How to Improve Prediction Accuracy in the Analysis of Computer Experiments, Exploitation of Low-Order Effects and Dimensional Analysis
Computer codes simulate natural phenomena and engineering processes where physical experimentation is too costly or infeasible. Hence a computer experiment obtains data by running such a code. Nonetheless, the code can be too resource-consuming to run numerous times. Thus we replace a code with a Gaussian Stochastic Process (GaSP) statistical model, as a computationally faster surrogate.

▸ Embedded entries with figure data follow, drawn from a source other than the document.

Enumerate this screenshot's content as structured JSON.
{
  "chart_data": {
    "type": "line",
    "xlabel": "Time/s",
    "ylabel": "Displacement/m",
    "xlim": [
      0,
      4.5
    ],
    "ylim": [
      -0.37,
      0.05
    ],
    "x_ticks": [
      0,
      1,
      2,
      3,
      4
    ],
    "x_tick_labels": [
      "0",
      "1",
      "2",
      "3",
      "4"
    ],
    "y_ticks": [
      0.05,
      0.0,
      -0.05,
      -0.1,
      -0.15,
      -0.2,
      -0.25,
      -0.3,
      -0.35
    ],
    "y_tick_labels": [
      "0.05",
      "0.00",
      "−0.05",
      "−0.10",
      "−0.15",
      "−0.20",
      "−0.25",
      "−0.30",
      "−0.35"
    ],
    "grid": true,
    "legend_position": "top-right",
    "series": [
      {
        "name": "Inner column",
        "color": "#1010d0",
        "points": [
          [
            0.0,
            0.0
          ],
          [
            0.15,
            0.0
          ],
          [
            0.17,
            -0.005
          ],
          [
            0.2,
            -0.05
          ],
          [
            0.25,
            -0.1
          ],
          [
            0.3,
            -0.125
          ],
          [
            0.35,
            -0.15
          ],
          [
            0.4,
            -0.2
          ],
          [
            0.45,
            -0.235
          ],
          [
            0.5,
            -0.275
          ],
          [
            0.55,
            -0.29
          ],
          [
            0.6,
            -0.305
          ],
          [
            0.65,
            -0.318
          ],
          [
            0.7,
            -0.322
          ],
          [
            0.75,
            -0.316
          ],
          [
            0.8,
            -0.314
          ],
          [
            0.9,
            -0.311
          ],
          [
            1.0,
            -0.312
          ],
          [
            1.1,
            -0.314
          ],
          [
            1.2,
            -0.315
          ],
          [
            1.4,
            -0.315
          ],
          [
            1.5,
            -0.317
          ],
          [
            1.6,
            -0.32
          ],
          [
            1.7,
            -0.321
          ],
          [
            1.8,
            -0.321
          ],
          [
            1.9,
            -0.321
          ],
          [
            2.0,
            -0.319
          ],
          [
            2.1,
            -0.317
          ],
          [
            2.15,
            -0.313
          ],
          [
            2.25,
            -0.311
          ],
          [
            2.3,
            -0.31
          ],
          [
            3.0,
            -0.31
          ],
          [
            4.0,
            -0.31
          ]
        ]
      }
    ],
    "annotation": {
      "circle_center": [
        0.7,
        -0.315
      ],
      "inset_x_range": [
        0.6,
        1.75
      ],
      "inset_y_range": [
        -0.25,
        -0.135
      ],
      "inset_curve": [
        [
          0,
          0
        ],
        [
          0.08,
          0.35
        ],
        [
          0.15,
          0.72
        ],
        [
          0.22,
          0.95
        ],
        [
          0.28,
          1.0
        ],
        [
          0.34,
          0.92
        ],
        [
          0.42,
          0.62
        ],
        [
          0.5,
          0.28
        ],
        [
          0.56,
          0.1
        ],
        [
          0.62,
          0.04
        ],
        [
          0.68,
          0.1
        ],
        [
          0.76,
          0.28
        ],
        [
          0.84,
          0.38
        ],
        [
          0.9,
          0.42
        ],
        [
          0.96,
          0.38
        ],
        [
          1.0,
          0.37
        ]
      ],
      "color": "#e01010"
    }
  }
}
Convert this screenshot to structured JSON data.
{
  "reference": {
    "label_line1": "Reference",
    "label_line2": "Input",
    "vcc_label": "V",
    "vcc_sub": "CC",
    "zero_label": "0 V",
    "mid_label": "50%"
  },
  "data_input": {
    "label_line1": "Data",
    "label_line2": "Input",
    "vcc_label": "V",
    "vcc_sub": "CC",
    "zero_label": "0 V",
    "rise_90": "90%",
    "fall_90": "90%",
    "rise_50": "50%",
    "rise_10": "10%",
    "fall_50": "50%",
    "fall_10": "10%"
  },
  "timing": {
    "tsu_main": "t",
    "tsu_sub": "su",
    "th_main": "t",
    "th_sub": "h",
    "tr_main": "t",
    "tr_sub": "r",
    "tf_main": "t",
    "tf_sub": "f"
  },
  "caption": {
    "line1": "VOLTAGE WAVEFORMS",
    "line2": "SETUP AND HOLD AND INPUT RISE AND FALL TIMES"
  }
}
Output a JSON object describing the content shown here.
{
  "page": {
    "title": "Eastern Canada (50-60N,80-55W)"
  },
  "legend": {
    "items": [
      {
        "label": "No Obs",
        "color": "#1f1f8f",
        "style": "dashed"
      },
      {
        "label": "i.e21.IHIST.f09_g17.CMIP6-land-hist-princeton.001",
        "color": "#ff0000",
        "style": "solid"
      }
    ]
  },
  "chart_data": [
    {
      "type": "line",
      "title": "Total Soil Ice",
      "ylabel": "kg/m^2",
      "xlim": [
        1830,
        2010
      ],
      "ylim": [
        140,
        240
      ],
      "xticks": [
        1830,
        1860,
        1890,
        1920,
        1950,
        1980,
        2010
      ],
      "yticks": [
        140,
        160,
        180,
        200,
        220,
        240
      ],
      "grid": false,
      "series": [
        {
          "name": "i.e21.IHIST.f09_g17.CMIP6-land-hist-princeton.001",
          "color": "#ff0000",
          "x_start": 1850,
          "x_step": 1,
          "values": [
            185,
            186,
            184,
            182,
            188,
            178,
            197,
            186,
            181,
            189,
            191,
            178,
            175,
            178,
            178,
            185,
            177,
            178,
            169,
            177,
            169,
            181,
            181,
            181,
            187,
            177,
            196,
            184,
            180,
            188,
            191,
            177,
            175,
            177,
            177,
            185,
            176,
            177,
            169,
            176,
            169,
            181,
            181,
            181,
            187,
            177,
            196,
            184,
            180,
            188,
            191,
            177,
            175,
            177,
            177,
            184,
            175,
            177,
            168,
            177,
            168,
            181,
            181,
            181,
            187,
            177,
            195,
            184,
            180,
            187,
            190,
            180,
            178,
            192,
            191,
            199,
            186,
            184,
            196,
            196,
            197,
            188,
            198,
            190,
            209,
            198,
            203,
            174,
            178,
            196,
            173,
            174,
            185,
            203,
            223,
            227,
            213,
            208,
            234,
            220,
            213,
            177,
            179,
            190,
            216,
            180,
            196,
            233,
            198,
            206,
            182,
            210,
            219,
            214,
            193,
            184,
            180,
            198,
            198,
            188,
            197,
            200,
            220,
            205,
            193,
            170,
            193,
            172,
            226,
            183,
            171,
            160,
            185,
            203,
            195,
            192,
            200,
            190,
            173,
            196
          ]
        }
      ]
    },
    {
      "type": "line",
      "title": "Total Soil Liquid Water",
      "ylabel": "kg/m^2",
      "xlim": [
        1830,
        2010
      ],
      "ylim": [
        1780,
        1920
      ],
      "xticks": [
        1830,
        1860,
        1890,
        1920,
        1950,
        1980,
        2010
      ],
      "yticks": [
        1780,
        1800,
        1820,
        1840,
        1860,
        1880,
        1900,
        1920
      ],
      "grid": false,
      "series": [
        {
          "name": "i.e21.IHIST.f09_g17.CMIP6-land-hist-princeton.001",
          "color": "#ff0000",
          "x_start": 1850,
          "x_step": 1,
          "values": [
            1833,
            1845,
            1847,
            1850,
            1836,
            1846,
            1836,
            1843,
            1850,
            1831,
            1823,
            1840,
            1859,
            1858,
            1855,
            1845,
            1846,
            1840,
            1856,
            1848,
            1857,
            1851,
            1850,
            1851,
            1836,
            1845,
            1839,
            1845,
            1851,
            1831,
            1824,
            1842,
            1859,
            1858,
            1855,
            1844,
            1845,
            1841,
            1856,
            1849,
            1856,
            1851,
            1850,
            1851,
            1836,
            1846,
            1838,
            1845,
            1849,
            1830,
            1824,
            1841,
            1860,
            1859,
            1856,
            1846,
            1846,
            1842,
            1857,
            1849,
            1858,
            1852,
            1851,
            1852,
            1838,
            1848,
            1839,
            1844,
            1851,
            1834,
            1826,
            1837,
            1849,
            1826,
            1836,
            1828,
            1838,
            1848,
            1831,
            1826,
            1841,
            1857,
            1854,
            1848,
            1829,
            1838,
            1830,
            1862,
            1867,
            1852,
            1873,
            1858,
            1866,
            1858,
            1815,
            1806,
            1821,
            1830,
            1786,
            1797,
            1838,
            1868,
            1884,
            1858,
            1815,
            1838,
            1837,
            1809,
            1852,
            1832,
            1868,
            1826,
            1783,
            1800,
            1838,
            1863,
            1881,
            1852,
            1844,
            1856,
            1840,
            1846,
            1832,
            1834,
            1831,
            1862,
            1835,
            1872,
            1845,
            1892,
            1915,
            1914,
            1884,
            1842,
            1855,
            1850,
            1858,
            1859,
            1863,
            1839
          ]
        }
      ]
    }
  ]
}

The dissertation outlines two strategies to improve prediction accuracy of these surrogates: novel correlation structures for GaSPs based on principles for physical factorial designs, and Dimensional Analysis. It then focuses on Dimensional Analysis, which pays attention to fundamental physical dimensions when modelling scientific and engineering systems. Dimensional Analysis goes back at least a century but has recently caught statisticians' attention, in the design of physical and computer experiments. The core idea is to analyze dimensionless quantities derived from the original variables and possibly design for them.
Dimensional Analysis has significant challenges in variable selection, which the dissertation addresses with Functional Analysis of Variance. It applies this strategy in various case studies to improve prediction accuracy. Thus, this work proposes new modelling frameworks in computer experiments to accomplish more accurate surrogate models.